The SEC has missed the opportunity to regulate ratings firms under the authority given by Dodd-Frank, she wrote, years after the credit crisis when ratings were assigned that were said to not accurately reflect risk.
Warren asked Clayton to respond by October 18 to a series of questions including whether the SEC is looking to recommend a business model beyond issuer-pays and what resources does the regulator need to implement the Dodd-Frank reforms for the ratings industry.
Years of low interest rates coupled with growing demand for floating-rate loans saw the US leveraged loan market more than double in size since the credit crisis to top US$1.2trn in assets, allowing companies to borrow increasingly higher levels of debt compared to their earnings while offering fewer lender protections in return.
The boom was buttressed by the US CLO market, which performed well during the crisis, with a record US$128.1bn of the funds arranged in the US in 2018, according to LPC Collateral data.
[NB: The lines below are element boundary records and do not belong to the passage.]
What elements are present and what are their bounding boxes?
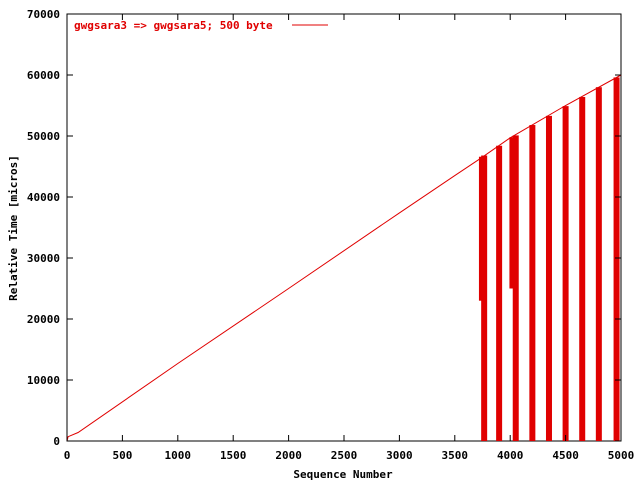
spike-bar bbox=[545, 115, 552, 442]
y-axis-label: Relative Time [micros] bbox=[7, 155, 20, 301]
y-tick-label: 30000 bbox=[27, 252, 60, 265]
y-tick-label: 10000 bbox=[27, 374, 60, 387]
spike-bar bbox=[512, 135, 519, 441]
legend-label: gwgsara3 => gwgsara5; 500 byte bbox=[74, 19, 273, 32]
tick-labels: 0 500 1000 1500 2000 2500 3000 3500 4000 4500 5000… bbox=[27, 8, 634, 462]
y-tick-label: 50000 bbox=[27, 130, 60, 143]
y-tick-label: 0 bbox=[53, 435, 60, 448]
x-tick-label: 0 bbox=[64, 449, 71, 462]
y-tick-label: 20000 bbox=[27, 313, 60, 326]
x-tick-label: 3000 bbox=[386, 449, 413, 462]
series-line bbox=[66, 74, 622, 442]
x-tick-label: 3500 bbox=[442, 449, 469, 462]
y-tick-label: 70000 bbox=[27, 8, 60, 21]
x-tick-label: 1000 bbox=[165, 449, 192, 462]
x-tick-label: 5000 bbox=[608, 449, 635, 462]
legend: gwgsara3 => gwgsara5; 500 byte bbox=[74, 19, 328, 32]
spike-bar bbox=[579, 96, 586, 442]
spike-bar bbox=[529, 125, 536, 442]
spike-bars bbox=[478, 77, 620, 442]
x-tick-label: 4500 bbox=[552, 449, 579, 462]
y-tick-label: 60000 bbox=[27, 69, 60, 82]
x-tick-label: 1500 bbox=[220, 449, 247, 462]
x-tick-label: 4000 bbox=[497, 449, 524, 462]
spike-bar bbox=[613, 77, 620, 441]
x-tick-label: 2500 bbox=[331, 449, 358, 462]
y-tick-label: 40000 bbox=[27, 191, 60, 204]
spike-bar bbox=[496, 145, 503, 441]
spike-bar bbox=[509, 137, 516, 289]
spike-bar bbox=[595, 87, 602, 441]
x-axis-label: Sequence Number bbox=[293, 468, 393, 480]
spike-bar bbox=[481, 155, 488, 441]
spike-bar bbox=[562, 106, 569, 442]
x-tick-label: 2000 bbox=[275, 449, 302, 462]
series-lines bbox=[66, 74, 622, 442]
axis-ticks bbox=[66, 13, 622, 442]
x-tick-label: 500 bbox=[112, 449, 132, 462]
plot-frame bbox=[66, 13, 622, 442]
About US$88bn of US CLOs has been raised this year.
Last year Warren expressed similar concerns about “growing risks” in the leveraged lending and CLO markets.
“I am concerned that the large leveraged lending market exhibits many of the characteristics of the pre-2008 subprime mortgage market,” she wrote in a November 14 letter to regulators. “Many of the loans are securitized and sold to investors, spreading the risk of default throughout the system and allowing the loan originators to pass the risk of poor underwriting on to investors.”
She asked Clayton in that letter whether as part of his supervision of Nationally Recognized Statistical Ratings Organizations (NRSROs), he had found any evidence that ratings of loans or CLOs lacked accuracy or were unduly influenced by conflicts of interest.